A new report by Mercer Human Resources Consulting shows that the cost of health benefits rose almost 15 percent in 2002 – the largest one-year rise since 1990.
“This is a leadership opportunity for the incoming Congress to reject the political climate that has led to the worst health care cost crisis in a decade,” Karen Ignagni, AAHP president and CEO, said. It is important to understand how the debate of the previous six years – which emphasized new litigation and more mandates and regulation, without addressing diminished market competition and fraudulent billing practices, has placed an unsustainable cost on America’s working families, and the businesses that employ them. Not since 1990 has the cost of providing health benefits risen so high so quickly – and consumers are paying the price.
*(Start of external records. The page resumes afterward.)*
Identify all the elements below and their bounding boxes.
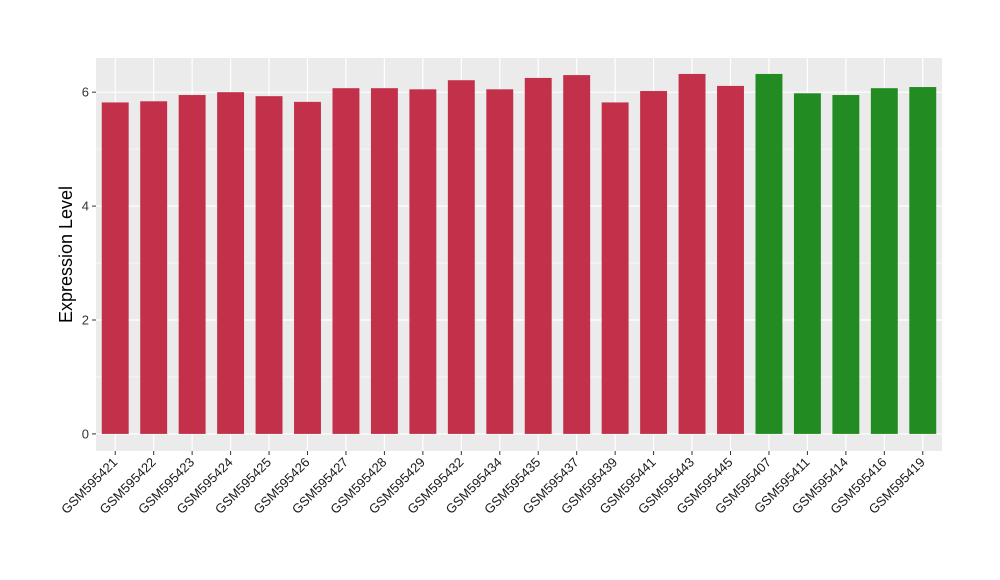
bars [101, 73, 937, 434]
y-axis: 0 2 4 6 [82, 85, 96, 441]
bar-GSM595432 [447, 80, 475, 434]
bar-GSM595414 [832, 95, 860, 434]
bar-GSM595407 [755, 73, 783, 434]
bar-GSM595419 [909, 87, 937, 434]
bar-GSM595429 [409, 89, 437, 434]
bar-GSM595426 [294, 101, 321, 434]
y-tick-label: 2 [82, 313, 89, 328]
y-tick-label: 4 [82, 199, 89, 214]
bar-GSM595441 [640, 91, 668, 434]
bar-GSM595425 [255, 96, 283, 434]
bar-GSM595443 [678, 73, 706, 434]
bar-GSM595445 [717, 85, 744, 434]
bar-GSM595423 [178, 95, 206, 434]
y-tick-label: 0 [82, 426, 89, 441]
bar-GSM595435 [524, 77, 552, 434]
bar-GSM595421 [101, 102, 129, 434]
bar-GSM595424 [217, 92, 245, 434]
bar-GSM595411 [793, 93, 821, 434]
x-axis: GSM595421GSM595422GSM595423GSM595424GSM5… [58, 451, 928, 517]
bar-GSM595427 [332, 88, 360, 434]
bar-GSM595434 [486, 89, 514, 434]
bar-GSM595439 [601, 102, 629, 434]
y-axis-title: Expression Level [56, 186, 76, 323]
y-tick-label: 6 [82, 85, 89, 100]
bar-GSM595416 [870, 88, 898, 434]
bar-GSM595437 [563, 75, 591, 434]
bar-GSM595422 [140, 101, 168, 434]
bar-GSM595428 [370, 88, 398, 434]
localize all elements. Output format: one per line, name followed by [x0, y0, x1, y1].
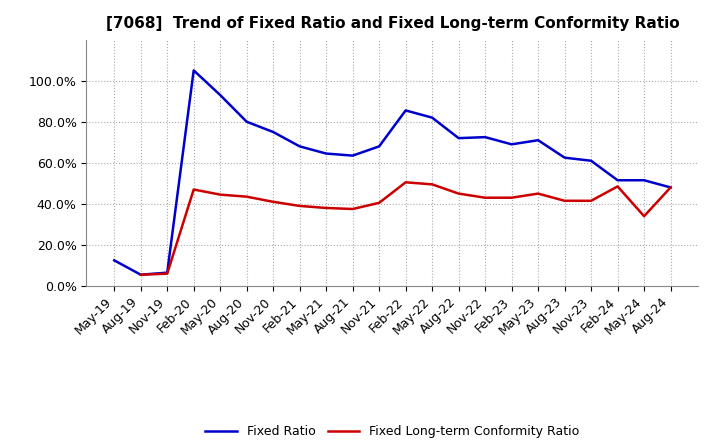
Fixed Long-term Conformity Ratio: [508, 195, 516, 200]
Fixed Ratio: [322, 151, 330, 156]
Fixed Ratio: [375, 144, 384, 149]
Fixed Ratio: [295, 144, 304, 149]
Fixed Ratio: [401, 108, 410, 113]
Fixed Ratio: [481, 135, 490, 140]
Fixed Long-term Conformity Ratio: [375, 200, 384, 205]
Fixed Ratio: [666, 185, 675, 190]
Fixed Ratio: [508, 142, 516, 147]
Fixed Ratio: [136, 272, 145, 277]
Fixed Long-term Conformity Ratio: [560, 198, 569, 203]
Fixed Ratio: [243, 119, 251, 125]
Fixed Long-term Conformity Ratio: [322, 205, 330, 211]
Fixed Ratio: [454, 136, 463, 141]
Fixed Long-term Conformity Ratio: [613, 184, 622, 189]
Fixed Ratio: [587, 158, 595, 163]
Fixed Ratio: [269, 129, 277, 135]
Fixed Ratio: [189, 68, 198, 73]
Line: Fixed Ratio: Fixed Ratio: [114, 70, 670, 275]
Fixed Ratio: [348, 153, 357, 158]
Fixed Long-term Conformity Ratio: [428, 182, 436, 187]
Fixed Long-term Conformity Ratio: [640, 213, 649, 219]
Fixed Long-term Conformity Ratio: [666, 185, 675, 190]
Fixed Ratio: [110, 258, 119, 263]
Fixed Long-term Conformity Ratio: [454, 191, 463, 196]
Fixed Long-term Conformity Ratio: [163, 271, 171, 276]
Fixed Long-term Conformity Ratio: [243, 194, 251, 199]
Fixed Long-term Conformity Ratio: [216, 192, 225, 197]
Title: [7068]  Trend of Fixed Ratio and Fixed Long-term Conformity Ratio: [7068] Trend of Fixed Ratio and Fixed Lo…: [106, 16, 679, 32]
Fixed Ratio: [613, 178, 622, 183]
Legend: Fixed Ratio, Fixed Long-term Conformity Ratio: Fixed Ratio, Fixed Long-term Conformity …: [200, 420, 585, 440]
Fixed Ratio: [560, 155, 569, 160]
Fixed Ratio: [428, 115, 436, 120]
Fixed Long-term Conformity Ratio: [189, 187, 198, 192]
Fixed Ratio: [163, 270, 171, 275]
Fixed Long-term Conformity Ratio: [348, 206, 357, 212]
Fixed Ratio: [216, 92, 225, 98]
Fixed Long-term Conformity Ratio: [136, 272, 145, 277]
Fixed Ratio: [534, 138, 542, 143]
Fixed Long-term Conformity Ratio: [401, 180, 410, 185]
Fixed Long-term Conformity Ratio: [481, 195, 490, 200]
Line: Fixed Long-term Conformity Ratio: Fixed Long-term Conformity Ratio: [140, 182, 670, 275]
Fixed Long-term Conformity Ratio: [534, 191, 542, 196]
Fixed Long-term Conformity Ratio: [295, 203, 304, 209]
Fixed Long-term Conformity Ratio: [587, 198, 595, 203]
Fixed Ratio: [640, 178, 649, 183]
Fixed Long-term Conformity Ratio: [269, 199, 277, 205]
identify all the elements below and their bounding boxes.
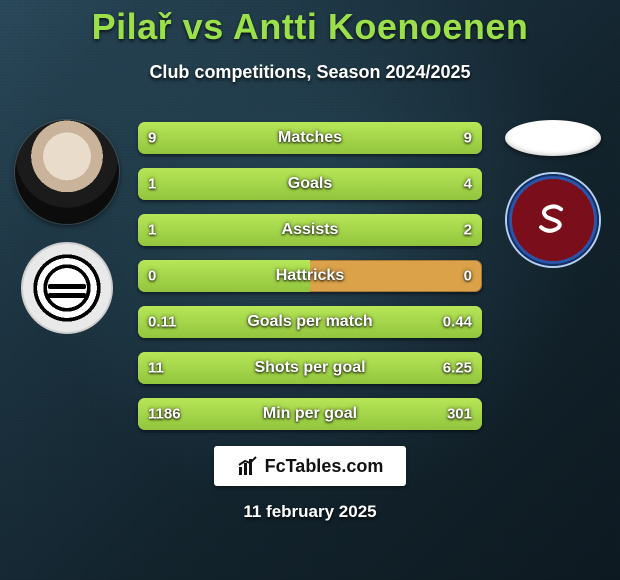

Ignagni continued, noting, “A recent study by PricewaterhouseCoopers reveals that last year alone, 27 cents of every new dollar of health care spending was driven by litigation, mandates and fraud. These three factors did not add value to the system, but they did add $18 billion in new health care spending, enough to have insured 6.8 million more Americans.
“We urge the next Congress to return to the issues that are important to working families – many of whom are struggling to maintain access to the care they need – by taking steps to improve affordability in the system. The bitter reality is that as consumers continue to pay more for their health care, trial lawyers and other special interests gain the most benefit.”